Das Problem des Schwerlastverkehrs in Dehrn

DEHRN. Der heimische Landtagsabgeordnete Tobias Eckert und Günter Rudolph, der bei einem SPD-Wahlsieg Verkehrsminister unter Thorsten Schäfer-Gübel werden soll, trafen sich mit den Ortsbeiräten von Dehrn und Eschofen und mit dem Runkeler Bürgermeister. Konsens des Gesprächs war es, den Schwerverkehr aus den Orten raus halten zu wollen.

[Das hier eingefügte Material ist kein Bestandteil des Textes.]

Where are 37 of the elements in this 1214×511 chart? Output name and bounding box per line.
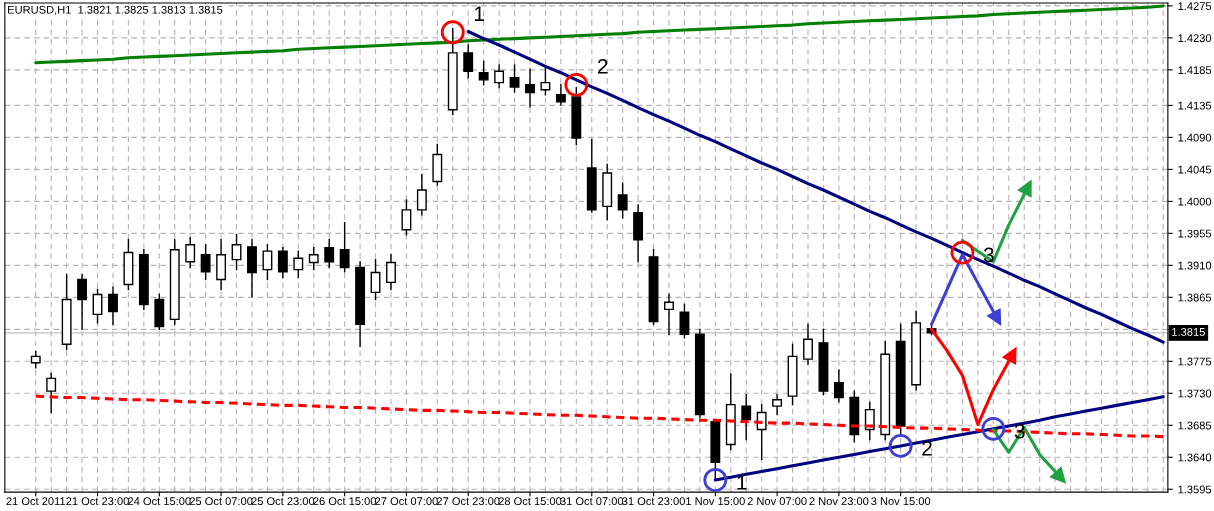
ref-line-label: 1.3815 [1172, 327, 1205, 336]
y-tick-label: 1.3640 [1178, 453, 1212, 462]
y-tick-label: 1.4135 [1178, 101, 1212, 110]
y-tick-label: 1.4000 [1178, 197, 1212, 206]
x-tick-label: 31 Oct 23:00 [622, 497, 685, 506]
y-tick-label: 1.3730 [1178, 389, 1212, 398]
y-tick-label: 1.3595 [1178, 485, 1212, 494]
y-tick-label: 1.4045 [1178, 165, 1212, 174]
x-tick-label: 2 Nov 23:00 [809, 497, 869, 506]
x-tick-label: 3 Nov 15:00 [871, 497, 931, 506]
x-tick-label: 21 Oct 2011 [6, 497, 66, 506]
series-label: 1 [474, 6, 484, 21]
x-tick-label: 26 Oct 15:00 [313, 497, 377, 506]
y-tick-label: 1.4230 [1178, 34, 1212, 43]
y-tick-label: 1.3955 [1178, 229, 1212, 238]
y-tick-label: 1.4275 [1178, 2, 1212, 11]
chart-title: EURUSD,H1 1.3821 1.3825 1.3813 1.3815 [8, 5, 223, 15]
y-tick-label: 1.4090 [1178, 133, 1212, 142]
x-tick-label: 25 Oct 23:00 [251, 497, 315, 506]
x-tick-label: 2 Nov 07:00 [747, 497, 807, 506]
series-label: 1 [737, 475, 747, 490]
x-tick-label: 25 Oct 07:00 [189, 497, 253, 506]
series-label: 3 [1014, 423, 1025, 439]
y-tick-label: 1.3910 [1178, 261, 1212, 270]
x-tick-label: 24 Oct 15:00 [128, 497, 191, 506]
x-tick-label: 21 Oct 23:00 [66, 497, 129, 506]
x-tick-label: 1 Nov 15:00 [686, 497, 745, 506]
y-tick-label: 1.3775 [1178, 357, 1212, 366]
y-tick-label: 1.3865 [1178, 293, 1212, 302]
x-tick-label: 28 Oct 15:00 [498, 497, 562, 506]
x-tick-label: 27 Oct 23:00 [436, 497, 500, 506]
y-tick-label: 1.4185 [1178, 66, 1212, 75]
x-tick-label: 31 Oct 07:00 [560, 497, 624, 506]
series-label: 2 [597, 58, 608, 74]
y-tick-label: 1.3685 [1178, 421, 1212, 430]
series-label: 2 [922, 440, 932, 456]
x-tick-label: 27 Oct 07:00 [375, 497, 438, 506]
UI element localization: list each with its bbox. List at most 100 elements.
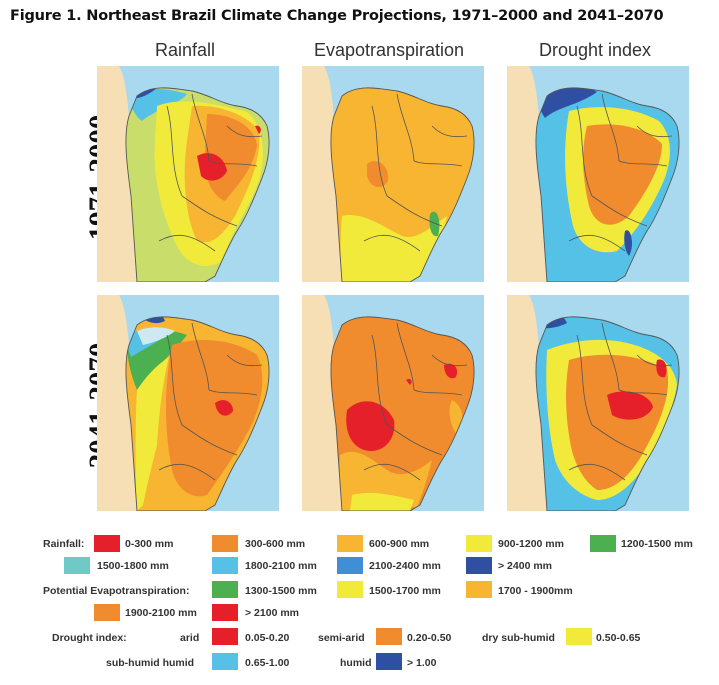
legend-label-drought-0: 0.05-0.20	[245, 632, 290, 644]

Geplant sei von Hessen Mobil ein Ausbau der alten Dehrner Lahnbrücke, der nur dazu diene, eine Abkürzung für den Lastverkehr von der B8 auf die B 49 zu schaffen. Doch dieses Vorhaben stehe nicht im Interesse der Anwohner. Die engen Gehsteige sind jetzt schon eine Gefahr für ältere Menschen mit Gehhilfe oder Mütter mit Kinderwagen.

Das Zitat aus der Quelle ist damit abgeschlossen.